PRF2022—Progressive Failure of Brittle Rocks

Paper No. 7-8
Presentation Time: 4:00 PM

ON THE PHYSICAL ORIGINS OF CHARLES’ FRACTURE GROWTH LAW IN ROCK


KEANINI, Russell, University of North Carolina at Charlotte, Charlotte, NC 28223

Static fatigue and double torsion load relaxation experiments, carried out since the late 1970’s, have shown that the macroscopic, i.e., observable rate of subcritical crack growth, v, in a wide variety of rocks (and other brittle/quasi-brittle materials like ceramics or concrete) and conditions, correlates well with the macroscopic stress intensity factor, K, exponentiated to some power, n: v=CK^n, where n is the subcritical cracking index.

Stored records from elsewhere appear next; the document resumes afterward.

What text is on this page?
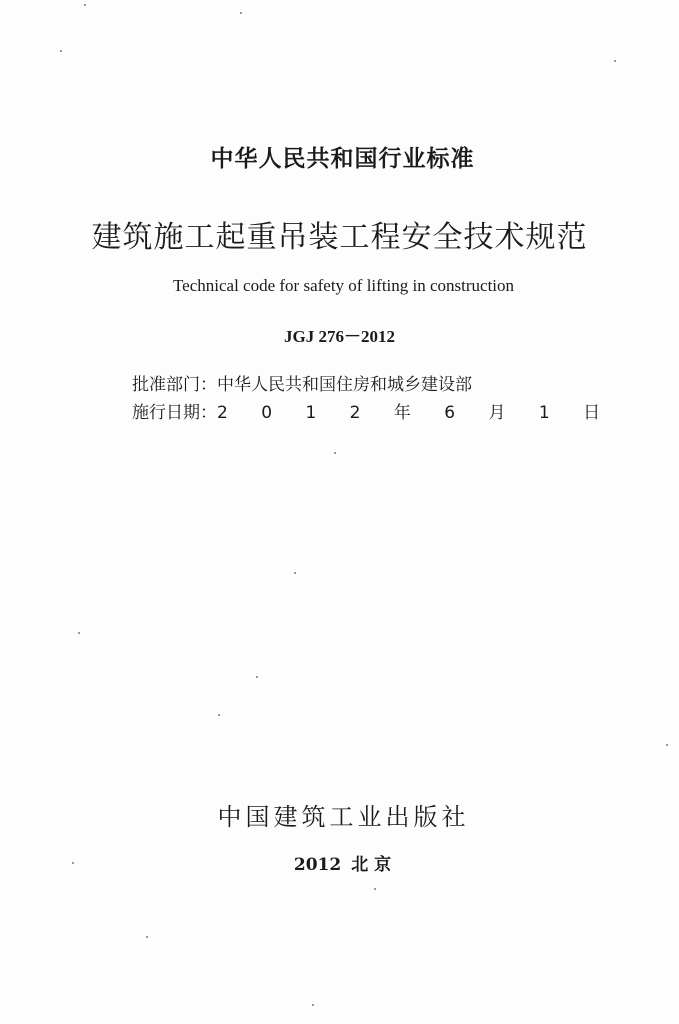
中华人民共和国行业标准
建筑施工起重吊装工程安全技术规范
Technical code for safety of lifting in construction
JGJ 276－2012
批准部门：中华人民共和国住房和城乡建设部
施行日期：2 0 1 2 年 6 月 1 日
中国建筑工业出版社
2012 北 京
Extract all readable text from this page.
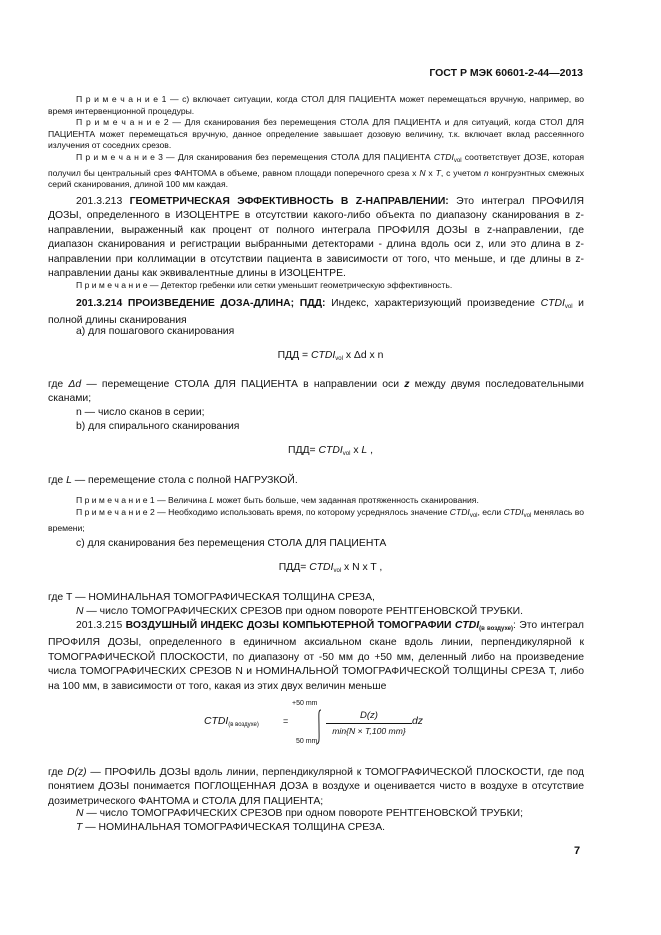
ГОСТ Р МЭК 60601-2-44—2013
П р и м е ч а н и е 1 — c) включает ситуации, когда СТОЛ ДЛЯ ПАЦИЕНТА может перемещаться вручную, например, во время интервенционной процедуры.
П р и м е ч а н и е 2 — Для сканирования без перемещения СТОЛА ДЛЯ ПАЦИЕНТА и для ситуаций, когда СТОЛ ДЛЯ ПАЦИЕНТА может перемещаться вручную, данное определение завышает дозовую величину, т.к. включает вклад рассеянного излучения от соседних срезов.
П р и м е ч а н и е 3 — Для сканирования без перемещения СТОЛА ДЛЯ ПАЦИЕНТА $CTDI_{vol}$ соответствует ДОЗЕ, которая получил бы центральный срез ФАНТОМА в объеме, равном площади поперечного среза x N x T, с учетом n конгруэнтных смежных серий сканирования, длиной 100 мм каждая.
201.3.213 ГЕОМЕТРИЧЕСКАЯ ЭФФЕКТИВНОСТЬ В Z-НАПРАВЛЕНИИ: Это интеграл ПРОФИЛЯ ДОЗЫ, определенного в ИЗОЦЕНТРЕ в отсутствии какого-либо объекта по диапазону сканирования в z-направлении, выраженный как процент от полного интеграла ПРОФИЛЯ ДОЗЫ в z-направлении, где диапазон сканирования и регистрации выбранными детекторами - длина вдоль оси z, или это длина в z-направлении при коллимации в отсутствии пациента в зависимости от того, что меньше, и где длины в z-направлении даны как эквивалентные длины в ИЗОЦЕНТРЕ.
П р и м е ч а н и е — Детектор гребенки или сетки уменьшит геометрическую эффективность.
201.3.214 ПРОИЗВЕДЕНИЕ ДОЗА-ДЛИНА; ПДД: Индекс, характеризующий произведение $CTDI_{vol}$ и полной длины сканирования
a) для пошагового сканирования
ПДД = $CTDI_{vol}$ x Δd x n
где Δd — перемещение СТОЛА ДЛЯ ПАЦИЕНТА в направлении оси z между двумя последовательными сканами;
n — число сканов в серии;
b) для спирального сканирования
$ПДД= CTDI_{vol}$ x L ,
где L — перемещение стола с полной НАГРУЗКОЙ.
П р и м е ч а н и е 1 — Величина L может быть больше, чем заданная протяженность сканирования.
П р и м е ч а н и е 2 — Необходимо использовать время, по которому усреднялось значение $CTDI_{vol}$, если $CTDI_{vol}$ менялась во времени;
c) для сканирования без перемещения СТОЛА ДЛЯ ПАЦИЕНТА
$ПДД= CTDI_{vol}$ x N x T ,
где T — НОМИНАЛЬНАЯ ТОМОГРАФИЧЕСКАЯ ТОЛЩИНА СРЕЗА,
N — число ТОМОГРАФИЧЕСКИХ СРЕЗОВ при одном повороте РЕНТГЕНОВСКОЙ ТРУБКИ.
201.3.215 ВОЗДУШНЫЙ ИНДЕКС ДОЗЫ КОМПЬЮТЕРНОЙ ТОМОГРАФИИ $CTDI_{(в воздухе)}$: Это интеграл ПРОФИЛЯ ДОЗЫ, определенного в единичном аксиальном скане вдоль линии, перпендикулярной к ТОМОГРАФИЧЕСКОЙ ПЛОСКОСТИ, по диапазону от -50 мм до +50 мм, деленный либо на произведение числа ТОМОГРАФИЧЕСКИХ СРЕЗОВ N и НОМИНАЛЬНОЙ ТОМОГРАФИЧЕСКОЙ ТОЛЩИНЫ СРЕЗА T, либо на 100 мм, в зависимости от того, какая из этих двух величин меньше
$CTDI_{(в воздухе)}$	=
+50 mm
50 mm
D(z)
min{N × T,100 mm}
dz
где D(z) — ПРОФИЛЬ ДОЗЫ вдоль линии, перпендикулярной к ТОМОГРАФИЧЕСКОЙ ПЛОСКОСТИ, где под понятием ДОЗЫ понимается ПОГЛОЩЕННАЯ ДОЗА в воздухе и оценивается чисто в воздухе в отсутствие дозиметрического ФАНТОМА и СТОЛА ДЛЯ ПАЦИЕНТА;
N — число ТОМОГРАФИЧЕСКИХ СРЕЗОВ при одном повороте РЕНТГЕНОВСКОЙ ТРУБКИ;
T — НОМИНАЛЬНАЯ ТОМОГРАФИЧЕСКАЯ ТОЛЩИНА СРЕЗА.
7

Focusing on the high stress zone (HSZ) immediately ahead of a growing, experimentally constrained crack, we propose a simple physical model in which each member of a pre-existing distribution of elliptic microcracks explosively evolves, over a small time interval, ∆t, into a small, fresh, macroscale fracture surface, ∆A(t). The proposed model differs significantly from that proposed by Le, et al., (2009; J. Phys. D.) who picture macroscopic crack formation – equivalent to formation of ∆A(t) over ∆t – as a tree growth process, in which a growing macroscale crack has numerous, growing mesoscale branches, each of which, in turn, has numerous growing micro/atomic-scale branches The present model assumes that each active member of the initial microcrack distribution: a) remains mechanically isolated, and b) grows sequentially via a series of local critical growth/fracture energy release events. The resulting mechanical and probabilistic model suggests that: a) observed, random ∆A(t) is the remnant of m (micro- to meso- to macroscale) critical cracking/energy release and stress build-up cycles, undergone by each (active) member of the initial microcrack distribution, and b) the probability density of ∆A(t) is proportional to the initial microscale crack area pdf, p (A_{micro}). The model appears to provide a physically consistent explanation for the origin of Charles’ law, and possibly the origin of acoustic emissions observed during subcritical cracking experiments.